The combined business of PSBs reached ₹283.3 lakh crore as of 31 March 2026. This represented 12.8% year-on-year growth. In addition, deposits rose 10.6% to ₹156.3 lakh crore, showing continued public confidence.
Gross advances increased 15.7% to ₹127 lakh crore. Credit demand remained strong across sectors. Furthermore, retail, agriculture and MSME lending expanded at a healthy pace.
Retail advances grew 18.1%. Agriculture loans rose 15.5%. MSME credit expanded 18.2%. Consequently, PSBs continued to support financial inclusion and entrepreneurship.
Asset quality improved significantly during the year. The Gross NPA ratio fell to 1.93%. Meanwhile, the Net NPA ratio declined to 0.39% as of 31 March 2026. These levels marked historic lows.

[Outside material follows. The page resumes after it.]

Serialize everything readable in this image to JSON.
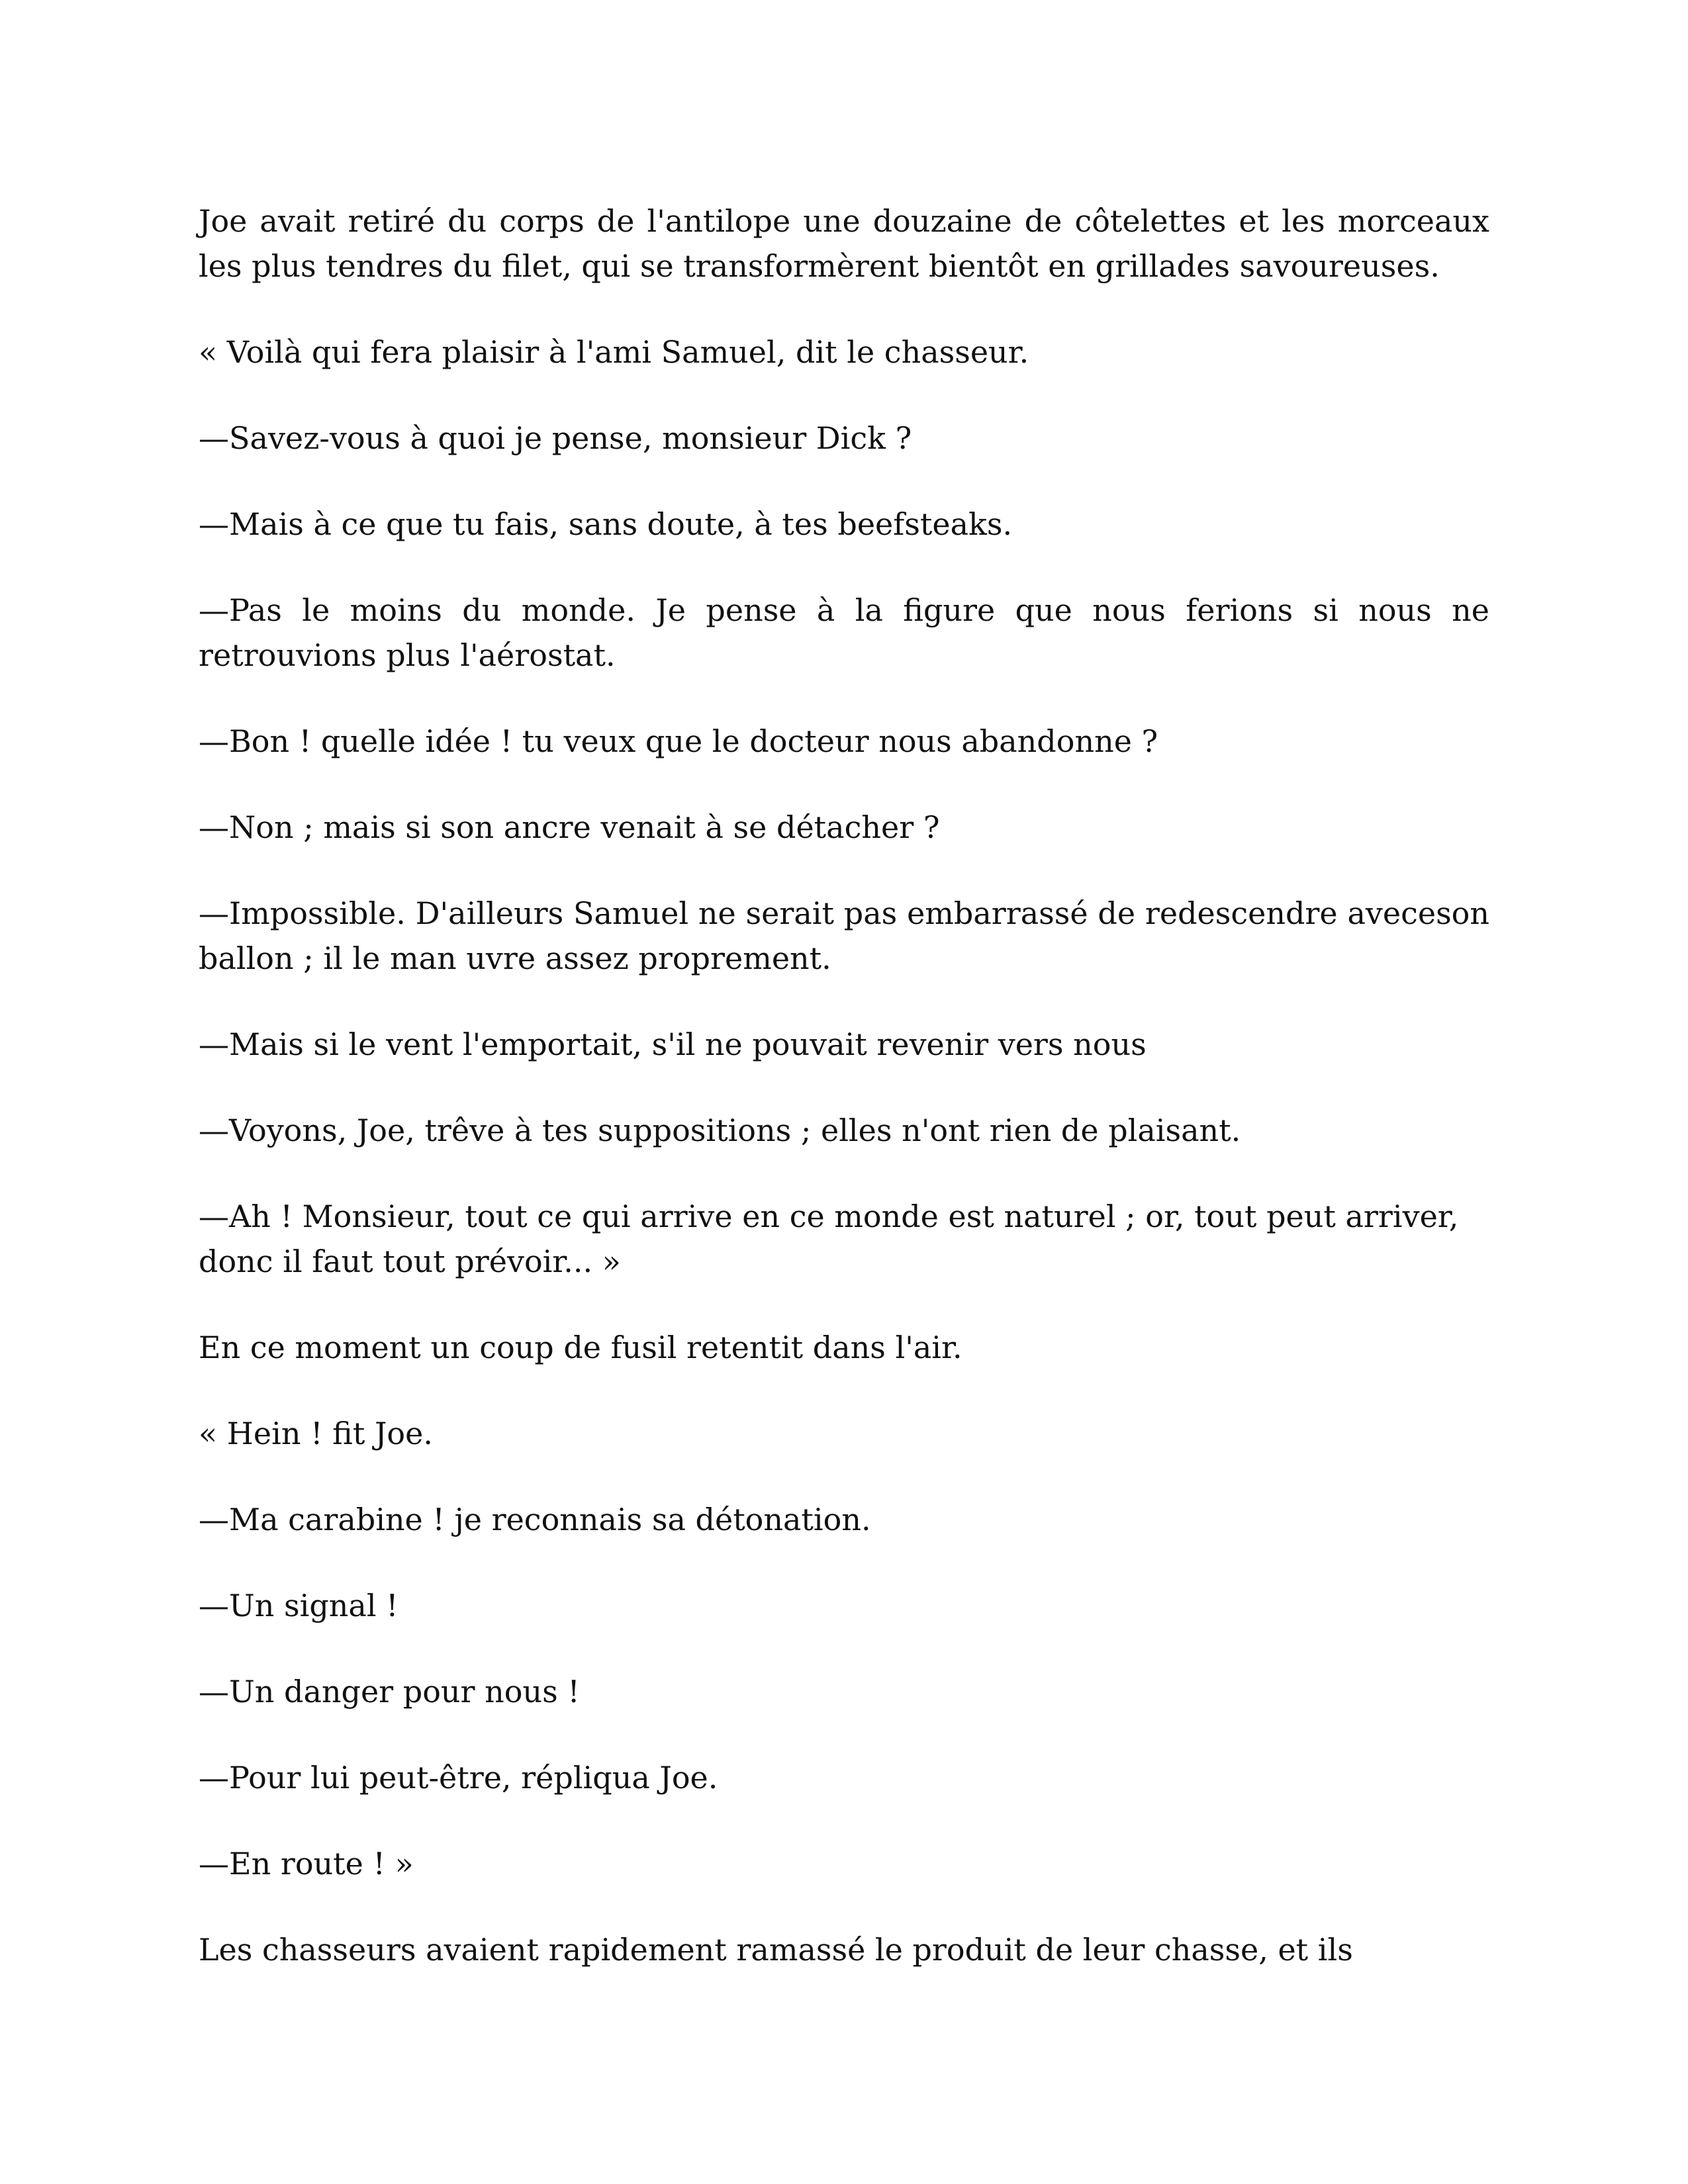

PSB net profit supported by strong asset quality and capital position
The improvement in asset quality strengthened overall stability. Each PSB maintained provisioning coverage above 90%. Therefore, banks demonstrated prudent risk management and stronger underwriting standards.
Fresh slippages declined further. The slippage ratio reduced to 0.7%. In addition, total recoveries reached ₹86,971 crore. This included recoveries from written-off accounts.
Higher income and better recovery mechanisms boosted profitability. Aggregate operating profit stood at ₹3.21 lakh crore. As a result, PSB net profit reached ₹1.98 lakh crore.
Capital adequacy remained comfortable. The aggregate CRAR improved to 16.6% as of 31 March 2026. Banks also raised ₹50,551 crore in capital during the year. Moreover, CRAR levels stayed well above the regulatory requirement of 11.5%.
Operational efficiency improved as well. The cost-to-income ratio declined to 49.67%. Technology adoption and digital initiatives supported this improvement.
Officials said continued reforms, stronger governance and enhanced credit discipline contributed to the results. Therefore, PSBs now operate with healthier balance sheets and greater resilience. They remain well positioned to support economic growth and credit demand.